Baselines: Six Chinese PLMs (BERT-base, RoBERTa-wwm-ext, NEZHA-base, ELECTRA-base, MacBERT-base, XLNet-base) and three single-component variants.

Table I and Table II show HARTE-Full achieves 0.6247 Macro-F1, outperforming the best baseline (MacBERT) by 4.49% and BERT-base by 8.24%. The HC-Score of 0.9523 validates hierarchical consistency. HARTE-NoEns (single encoder) reaches 0.6098, while ensemble adds 1.49% gain. And the changes in model training indicators are shown in Figure IV.
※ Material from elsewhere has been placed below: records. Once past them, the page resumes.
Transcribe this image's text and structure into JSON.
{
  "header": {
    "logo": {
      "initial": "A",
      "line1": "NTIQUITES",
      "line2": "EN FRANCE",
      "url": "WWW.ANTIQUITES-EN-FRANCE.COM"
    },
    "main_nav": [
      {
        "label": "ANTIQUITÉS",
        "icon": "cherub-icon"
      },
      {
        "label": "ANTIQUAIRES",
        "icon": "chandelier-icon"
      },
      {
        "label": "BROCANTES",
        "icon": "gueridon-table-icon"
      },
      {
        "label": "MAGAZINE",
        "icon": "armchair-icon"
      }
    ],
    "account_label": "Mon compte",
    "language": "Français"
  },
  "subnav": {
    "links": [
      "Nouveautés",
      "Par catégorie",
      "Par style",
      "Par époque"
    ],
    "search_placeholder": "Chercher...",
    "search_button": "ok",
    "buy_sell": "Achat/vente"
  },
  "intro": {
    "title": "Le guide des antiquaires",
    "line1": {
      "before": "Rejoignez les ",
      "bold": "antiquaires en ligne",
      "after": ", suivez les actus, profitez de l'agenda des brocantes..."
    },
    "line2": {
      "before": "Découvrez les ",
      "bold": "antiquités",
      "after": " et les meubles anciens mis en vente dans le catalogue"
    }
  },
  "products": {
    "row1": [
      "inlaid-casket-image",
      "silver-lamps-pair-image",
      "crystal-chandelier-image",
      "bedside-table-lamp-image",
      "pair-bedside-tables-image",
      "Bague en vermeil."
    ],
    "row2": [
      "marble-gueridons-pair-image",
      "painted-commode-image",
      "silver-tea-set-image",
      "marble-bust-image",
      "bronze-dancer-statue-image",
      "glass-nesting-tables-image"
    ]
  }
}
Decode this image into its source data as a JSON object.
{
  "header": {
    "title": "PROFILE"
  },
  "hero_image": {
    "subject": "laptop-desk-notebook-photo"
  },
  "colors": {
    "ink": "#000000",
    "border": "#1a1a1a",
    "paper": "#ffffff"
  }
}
Ablation Analysis: Removing contrastive learning yields the largest drop (-2.33 points), followed by hierarchical gating (-1.75) and ensemble fusion (-1.49). Single encoders score 0.57–0.58 Macro-F1, confirming fusion benefits. Risk-aware masking adds +0.79. HARTE-Full incurs 3.2× BERT-base inference cost; HARTE-NoEns achieves 0.6098 with 1.1× overhead.

VII. Conclusion

We presented HARTE, a hierarchical multi-encoder framework for financial risk classification. Integrating adaptive attention, contrastive learning, knowledge distillation, and hierarchical decoding, HARTE achieves 0.6247 Macro-F1 with 0.9523 hierarchical consistency, improving 6.8% over BERT-base. Ablations confirm contrastive learning and hierarchical mechanisms are most critical. Our work demonstrates that architectural innovation effectively compensates for limited labeled data in specialized domains.